Uma das novidades que tenho para esse ano é o canal no Youtube Berlim Tech Talks; programetes de 10 minutos em que o Cláudio Villar, o Eduardo Otubo e eu conversamos despretensiosamente sobre inovação e tecnologia (aguardem; o lançamento está próximo!). Fizemos um grupo no Whatsapp para discutir as pautas e o Cláudio enviou esse ótimo artigo do Brian Merchant falando sobre como a Nike e a Boeing estão contratando escritores de ficção científica para predizer o futuro e ajudar no desenvolvimento de novos produtos (leia aqui na íntegra). O artigo é sensacional e, lá pelas tantas, Merchant cita o livro Science Fiction Prototyping: Designing the Future with Science Fiction, de Brian Davis Johnson, como uma referência de método para aplicar nas empresas com resultados práticos. É claro que não contei tempo e comprei logo o livro.

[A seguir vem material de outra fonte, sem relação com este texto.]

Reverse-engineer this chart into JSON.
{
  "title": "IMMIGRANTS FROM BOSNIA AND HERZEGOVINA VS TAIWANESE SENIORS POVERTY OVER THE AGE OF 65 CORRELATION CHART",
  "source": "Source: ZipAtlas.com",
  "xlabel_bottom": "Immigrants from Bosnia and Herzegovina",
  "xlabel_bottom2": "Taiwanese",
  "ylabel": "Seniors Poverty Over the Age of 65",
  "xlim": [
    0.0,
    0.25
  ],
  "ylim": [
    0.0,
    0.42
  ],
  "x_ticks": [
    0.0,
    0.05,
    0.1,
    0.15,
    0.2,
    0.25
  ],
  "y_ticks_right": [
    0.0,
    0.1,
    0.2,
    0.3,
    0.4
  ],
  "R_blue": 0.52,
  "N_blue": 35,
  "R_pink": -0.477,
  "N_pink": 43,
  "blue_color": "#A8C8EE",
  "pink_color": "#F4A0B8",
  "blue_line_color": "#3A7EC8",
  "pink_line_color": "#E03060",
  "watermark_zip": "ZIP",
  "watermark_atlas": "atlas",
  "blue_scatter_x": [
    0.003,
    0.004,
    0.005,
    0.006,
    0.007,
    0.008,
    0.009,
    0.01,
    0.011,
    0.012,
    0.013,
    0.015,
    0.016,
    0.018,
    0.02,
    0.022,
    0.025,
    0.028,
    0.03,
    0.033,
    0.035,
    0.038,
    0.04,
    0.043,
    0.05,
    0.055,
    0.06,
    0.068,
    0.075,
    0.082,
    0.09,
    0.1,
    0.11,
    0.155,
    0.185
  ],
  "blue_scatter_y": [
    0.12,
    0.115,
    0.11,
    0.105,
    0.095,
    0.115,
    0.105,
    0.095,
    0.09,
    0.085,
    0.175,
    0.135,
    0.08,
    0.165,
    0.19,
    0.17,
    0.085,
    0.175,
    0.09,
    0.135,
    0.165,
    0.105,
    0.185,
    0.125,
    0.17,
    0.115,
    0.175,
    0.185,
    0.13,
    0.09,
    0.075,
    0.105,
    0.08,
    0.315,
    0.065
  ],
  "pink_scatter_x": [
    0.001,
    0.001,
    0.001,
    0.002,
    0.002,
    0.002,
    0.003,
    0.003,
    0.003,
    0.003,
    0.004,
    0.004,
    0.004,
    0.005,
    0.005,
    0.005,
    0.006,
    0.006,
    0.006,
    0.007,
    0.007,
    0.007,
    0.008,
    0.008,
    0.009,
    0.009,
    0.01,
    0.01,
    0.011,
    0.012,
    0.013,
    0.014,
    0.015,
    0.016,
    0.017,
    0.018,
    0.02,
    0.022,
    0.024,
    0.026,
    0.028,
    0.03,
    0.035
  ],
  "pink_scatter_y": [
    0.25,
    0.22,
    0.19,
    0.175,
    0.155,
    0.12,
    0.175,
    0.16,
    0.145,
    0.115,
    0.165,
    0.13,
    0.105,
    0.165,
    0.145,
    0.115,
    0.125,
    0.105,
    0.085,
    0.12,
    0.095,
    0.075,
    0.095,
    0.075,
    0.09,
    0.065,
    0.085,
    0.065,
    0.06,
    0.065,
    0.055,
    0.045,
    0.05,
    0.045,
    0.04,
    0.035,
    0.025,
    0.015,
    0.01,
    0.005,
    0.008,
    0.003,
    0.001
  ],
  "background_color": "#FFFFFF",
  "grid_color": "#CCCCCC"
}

Brian é futurista da Intel; usando pesquisas em tecnologia, estudos etnográficos, análises de tendências e literatura de ficção científica, o trabalho dele é imaginar como será o futuro nas próximas décadas para que a empresa possa se preparar tanto para as oportunidades como também para as ameaças que esse futuro pode trazer.
Mas peraí: como é que a ficção científica pode ajudar, de fato uma empresa a se preparar para o futuro e até desenvolver novos produtos?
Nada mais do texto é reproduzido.